Of the 26 properties that changed hands in the period according to data gathered by CBRE Ltd., 14 were picked up by Starlight through the acquisition of three different portfolios.
The largest was the 13-property Raamco International Properties Canadian Ltd. portfolio, which included eight properties in the Victoria area. The deal included 1,027 units in the market, or more than half the 2,012 units that changed hands in the period.
All told, the sales contributed to $663.8 million in transactions in the first half of the year – just $100 million shy of $756.6 million in transactions in all of 2021.
Portfolio sales also supported the Nanaimo market, where three of the seven properties that changed hands were part of a single deal. The value of transactions in Nanaimo during the period totaled $75.9 million with per-unit pricing on par with 2020 at $259,181.
But the high volume of activity isn’t likely to continue into the second half of the year.
“Overall these all occurred prior to our current real estate environment,” said Sim Waraich, a senior financial analyst with CBRE who prepared the report.
While institutional buyers are still interested in the market, thanks to strong fundamentals including low vacancies and a limit supply of units, the cost of financing has made many buyers hold off, at least temporarily.
Sellers are also reticent to list given the downward pressure on prices in the current market.
“There’s not much more product in the market right now,” Waraich said. “There are listings coming out, but most vendors that wanted to sell took advantage of the pricing in 2021 and at the beginning of 2022, so we do predict that sales activity will taper off.”
A sense of how significantly the shortage of product can affect markets is seen in the Lower Mainland, where just two Fraser Valley properties changed hands in the first half of the year compared to 13 last year.
Yet demand remains strong for the right opportunities.
“There’s still a lot of capital out there that needs to be placed,” Waraich said.
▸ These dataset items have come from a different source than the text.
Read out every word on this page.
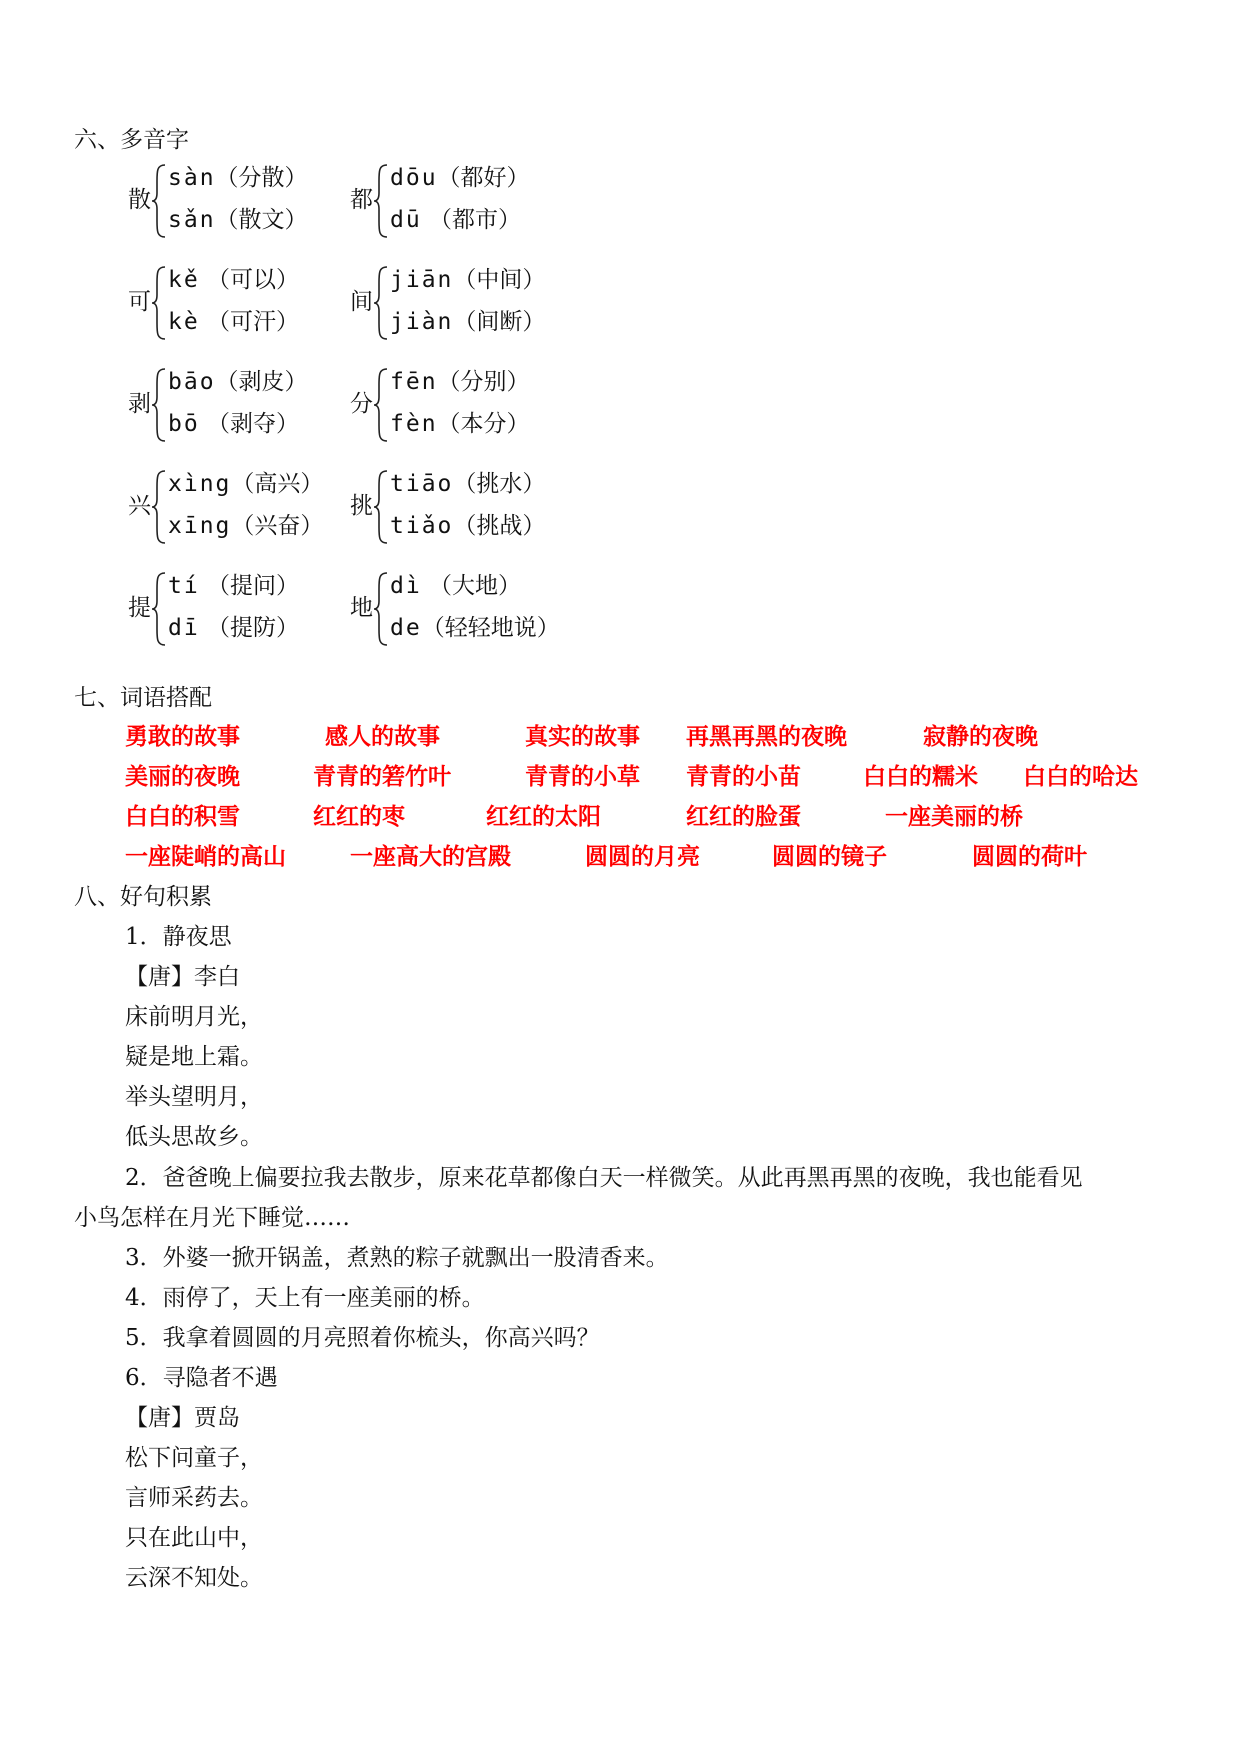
六、多音字
散
sàn（分散）
sǎn（散文）
都
dōu（都好）
dū （都市）
可
kě （可以）
kè （可汗）
间
jiān（中间）
jiàn（间断）
剥
bāo（剥皮）
bō （剥夺）
分
fēn（分别）
fèn（本分）
兴
xìng（高兴）
xīng（兴奋）
挑
tiāo（挑水）
tiǎo（挑战）
提
tí （提问）
dī （提防）
地
dì （大地）
de（轻轻地说）
七、词语搭配
勇敢的故事	感人的故事	真实的故事 再黑再黑的夜晚	寂静的夜晚
美丽的夜晚	青青的箬竹叶	青青的小草 青青的小苗	白白的糯米 白白的哈达
白白的积雪	红红的枣	红红的太阳	红红的脸蛋	一座美丽的桥
一座陡峭的高山	一座高大的宫殿	圆圆的月亮	圆圆的镜子	圆圆的荷叶
八、好句积累
1．静夜思
【唐】李白
床前明月光，
疑是地上霜。
举头望明月，
低头思故乡。
2．爸爸晚上偏要拉我去散步，原来花草都像白天一样微笑。从此再黑再黑的夜晚，我也能看见
小鸟怎样在月光下睡觉……
3．外婆一掀开锅盖，煮熟的粽子就飘出一股清香来。
4．雨停了，天上有一座美丽的桥。
5．我拿着圆圆的月亮照着你梳头，你高兴吗？
6．寻隐者不遇
【唐】贾岛
松下问童子，
言师采药去。
只在此山中，
云深不知处。
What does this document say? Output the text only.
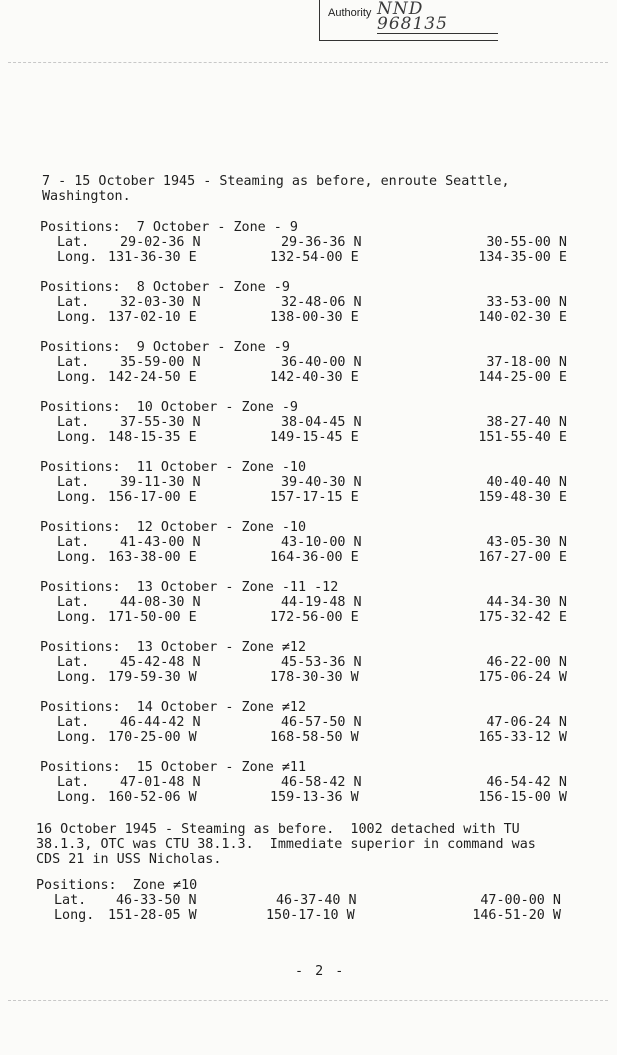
Authority NND 968135
7 - 15 October 1945 - Steaming as before, enroute Seattle,
Washington.
Positions:  7 October - Zone - 9
Lat. 29-02-36 N	29-36-36 N	30-55-00 N
Long. 131-36-30 E	132-54-00 E	134-35-00 E
Positions:  8 October - Zone -9
Lat. 32-03-30 N	32-48-06 N	33-53-00 N
Long. 137-02-10 E	138-00-30 E	140-02-30 E
Positions:  9 October - Zone -9
Lat. 35-59-00 N	36-40-00 N	37-18-00 N
Long. 142-24-50 E	142-40-30 E	144-25-00 E
Positions:  10 October - Zone -9
Lat. 37-55-30 N	38-04-45 N	38-27-40 N
Long. 148-15-35 E	149-15-45 E	151-55-40 E
Positions:  11 October - Zone -10
Lat. 39-11-30 N	39-40-30 N	40-40-40 N
Long. 156-17-00 E	157-17-15 E	159-48-30 E
Positions:  12 October - Zone -10
Lat. 41-43-00 N	43-10-00 N	43-05-30 N
Long. 163-38-00 E	164-36-00 E	167-27-00 E
Positions:  13 October - Zone -11 -12
Lat. 44-08-30 N	44-19-48 N	44-34-30 N
Long. 171-50-00 E	172-56-00 E	175-32-42 E
Positions:  13 October - Zone ≠12
Lat. 45-42-48 N	45-53-36 N	46-22-00 N
Long. 179-59-30 W	178-30-30 W	175-06-24 W
Positions:  14 October - Zone ≠12
Lat. 46-44-42 N	46-57-50 N	47-06-24 N
Long. 170-25-00 W	168-58-50 W	165-33-12 W
Positions:  15 October - Zone ≠11
Lat. 47-01-48 N	46-58-42 N	46-54-42 N
Long. 160-52-06 W	159-13-36 W	156-15-00 W
16 October 1945 - Steaming as before.  1002 detached with TU
38.1.3, OTC was CTU 38.1.3.  Immediate superior in command was
CDS 21 in USS Nicholas.
Positions:  Zone ≠10
Lat. 46-33-50 N	46-37-40 N	47-00-00 N
Long. 151-28-05 W	150-17-10 W	146-51-20 W
- 2 -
Many buyers are scouting opportunities but will hold off until they see what the fall brings in terms of rate increases, which affect loan-to-value ratios and the amount of equity they’re requried to put into deals.
“Right now with talks of further rate increases, the market has slowed down and tapered off,” he said.
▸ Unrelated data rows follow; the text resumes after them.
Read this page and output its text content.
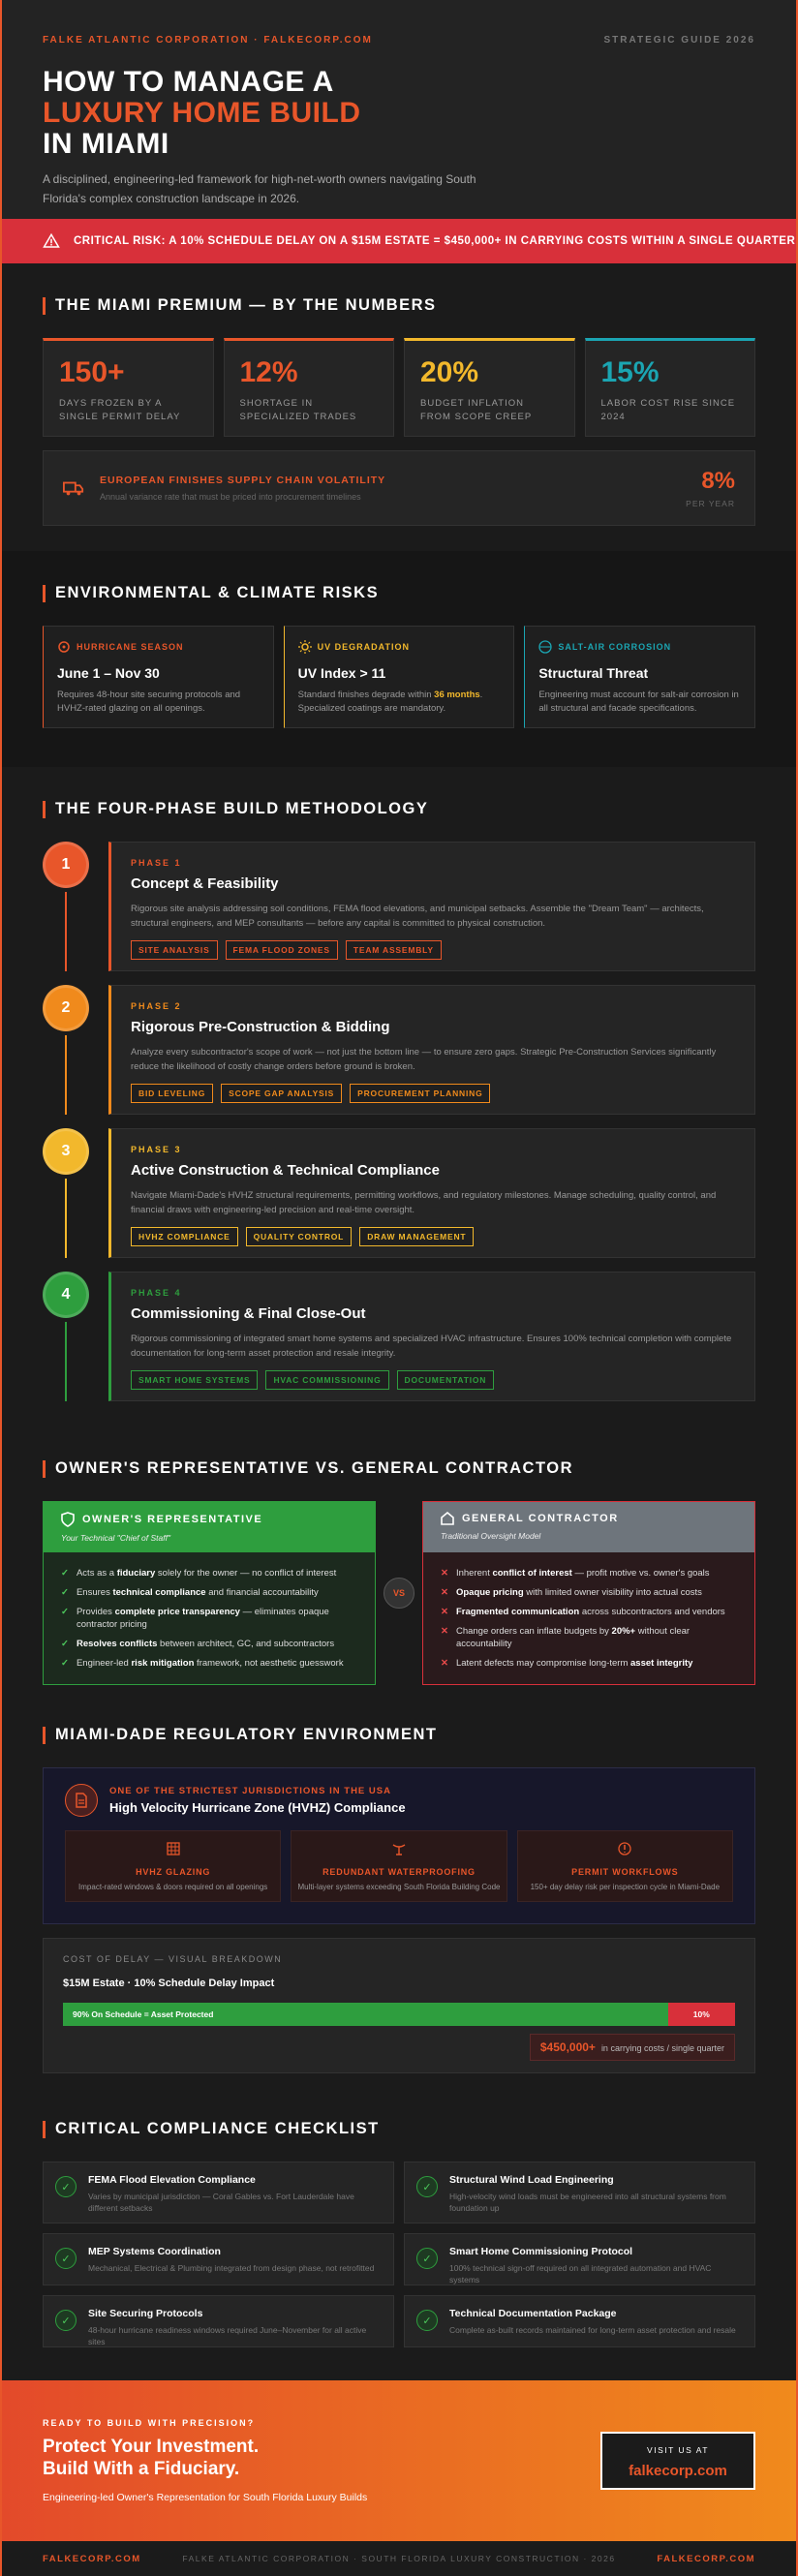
FALKE ATLANTIC CORPORATION · FALKECORP.COM	STRATEGIC GUIDE 2026
HOW TO MANAGE A
LUXURY HOME BUILD
IN MIAMI

A disciplined, engineering-led framework for high-net-worth owners navigating South Florida's complex construction landscape in 2026.

CRITICAL RISK: A 10% SCHEDULE DELAY ON A $15M ESTATE = $450,000+ IN CARRYING COSTS WITHIN A SINGLE QUARTER
THE MIAMI PREMIUM — BY THE NUMBERS
150+
DAYS FROZEN BY A SINGLE PERMIT DELAY
12%
SHORTAGE IN SPECIALIZED TRADES
20%
BUDGET INFLATION FROM SCOPE CREEP
15%
LABOR COST RISE SINCE 2024
EUROPEAN FINISHES SUPPLY CHAIN VOLATILITY
Annual variance rate that must be priced into procurement timelines
8%
PER YEAR
ENVIRONMENTAL & CLIMATE RISKS
HURRICANE SEASON
June 1 – Nov 30
Requires 48-hour site securing protocols and HVHZ-rated glazing on all openings.
UV DEGRADATION
UV Index > 11
Standard finishes degrade within 36 months. Specialized coatings are mandatory.
SALT-AIR CORROSION
Structural Threat
Engineering must account for salt-air corrosion in all structural and facade specifications.
THE FOUR-PHASE BUILD METHODOLOGY
1	PHASE 1
Concept & Feasibility
Rigorous site analysis addressing soil conditions, FEMA flood elevations, and municipal setbacks. Assemble the "Dream Team" — architects, structural engineers, and MEP consultants — before any capital is committed to physical construction.
SITE ANALYSIS	FEMA FLOOD ZONES	TEAM ASSEMBLY
2	PHASE 2
Rigorous Pre-Construction & Bidding
Analyze every subcontractor's scope of work — not just the bottom line — to ensure zero gaps. Strategic Pre-Construction Services significantly reduce the likelihood of costly change orders before ground is broken.
BID LEVELING	SCOPE GAP ANALYSIS	PROCUREMENT PLANNING
3	PHASE 3
Active Construction & Technical Compliance
Navigate Miami-Dade's HVHZ structural requirements, permitting workflows, and regulatory milestones. Manage scheduling, quality control, and financial draws with engineering-led precision and real-time oversight.
HVHZ COMPLIANCE	QUALITY CONTROL	DRAW MANAGEMENT
4	PHASE 4
Commissioning & Final Close-Out
Rigorous commissioning of integrated smart home systems and specialized HVAC infrastructure. Ensures 100% technical completion with complete documentation for long-term asset protection and resale integrity.
SMART HOME SYSTEMS	HVAC COMMISSIONING	DOCUMENTATION
OWNER'S REPRESENTATIVE VS. GENERAL CONTRACTOR
OWNER'S REPRESENTATIVE
Your Technical "Chief of Staff"
✓ Acts as a fiduciary solely for the owner — no conflict of interest
✓ Ensures technical compliance and financial accountability
✓ Provides complete price transparency — eliminates opaque contractor pricing
✓ Resolves conflicts between architect, GC, and subcontractors
✓ Engineer-led risk mitigation framework, not aesthetic guesswork
VS
GENERAL CONTRACTOR
Traditional Oversight Model
✕ Inherent conflict of interest — profit motive vs. owner's goals
✕ Opaque pricing with limited owner visibility into actual costs
✕ Fragmented communication across subcontractors and vendors
✕ Change orders can inflate budgets by 20%+ without clear accountability
✕ Latent defects may compromise long-term asset integrity
MIAMI-DADE REGULATORY ENVIRONMENT
ONE OF THE STRICTEST JURISDICTIONS IN THE USA
High Velocity Hurricane Zone (HVHZ) Compliance
HVHZ GLAZING
Impact-rated windows & doors required on all openings
REDUNDANT WATERPROOFING
Multi-layer systems exceeding South Florida Building Code
PERMIT WORKFLOWS
150+ day delay risk per inspection cycle in Miami-Dade
COST OF DELAY — VISUAL BREAKDOWN
$15M Estate · 10% Schedule Delay Impact
90% On Schedule = Asset Protected	10%
$450,000+ in carrying costs / single quarter
CRITICAL COMPLIANCE CHECKLIST
✓
FEMA Flood Elevation Compliance
Varies by municipal jurisdiction — Coral Gables vs. Fort Lauderdale have different setbacks
✓
Structural Wind Load Engineering
High-velocity wind loads must be engineered into all structural systems from foundation up
✓
MEP Systems Coordination
Mechanical, Electrical & Plumbing integrated from design phase, not retrofitted
✓
Smart Home Commissioning Protocol
100% technical sign-off required on all integrated automation and HVAC systems
✓
Site Securing Protocols
48-hour hurricane readiness windows required June–November for all active sites
✓
Technical Documentation Package
Complete as-built records maintained for long-term asset protection and resale
READY TO BUILD WITH PRECISION?
Protect Your Investment.
Build With a Fiduciary.
Engineering-led Owner's Representation for South Florida Luxury Builds
VISIT US AT
falkecorp.com
FALKECORP.COM	FALKE ATLANTIC CORPORATION · SOUTH FLORIDA LUXURY CONSTRUCTION · 2026	FALKECORP.COM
But he added that some properties purchased with attractive financing over the past two years may come to market, creating attractive opportunities for buyers.
“We anticipate a few of them coming to market,” he said, noting that properties with financing secured at the two per cent rates available prior to this spring are attractive next to current five-year rates of 3.6 per cent or a 10-year rate of four per cent.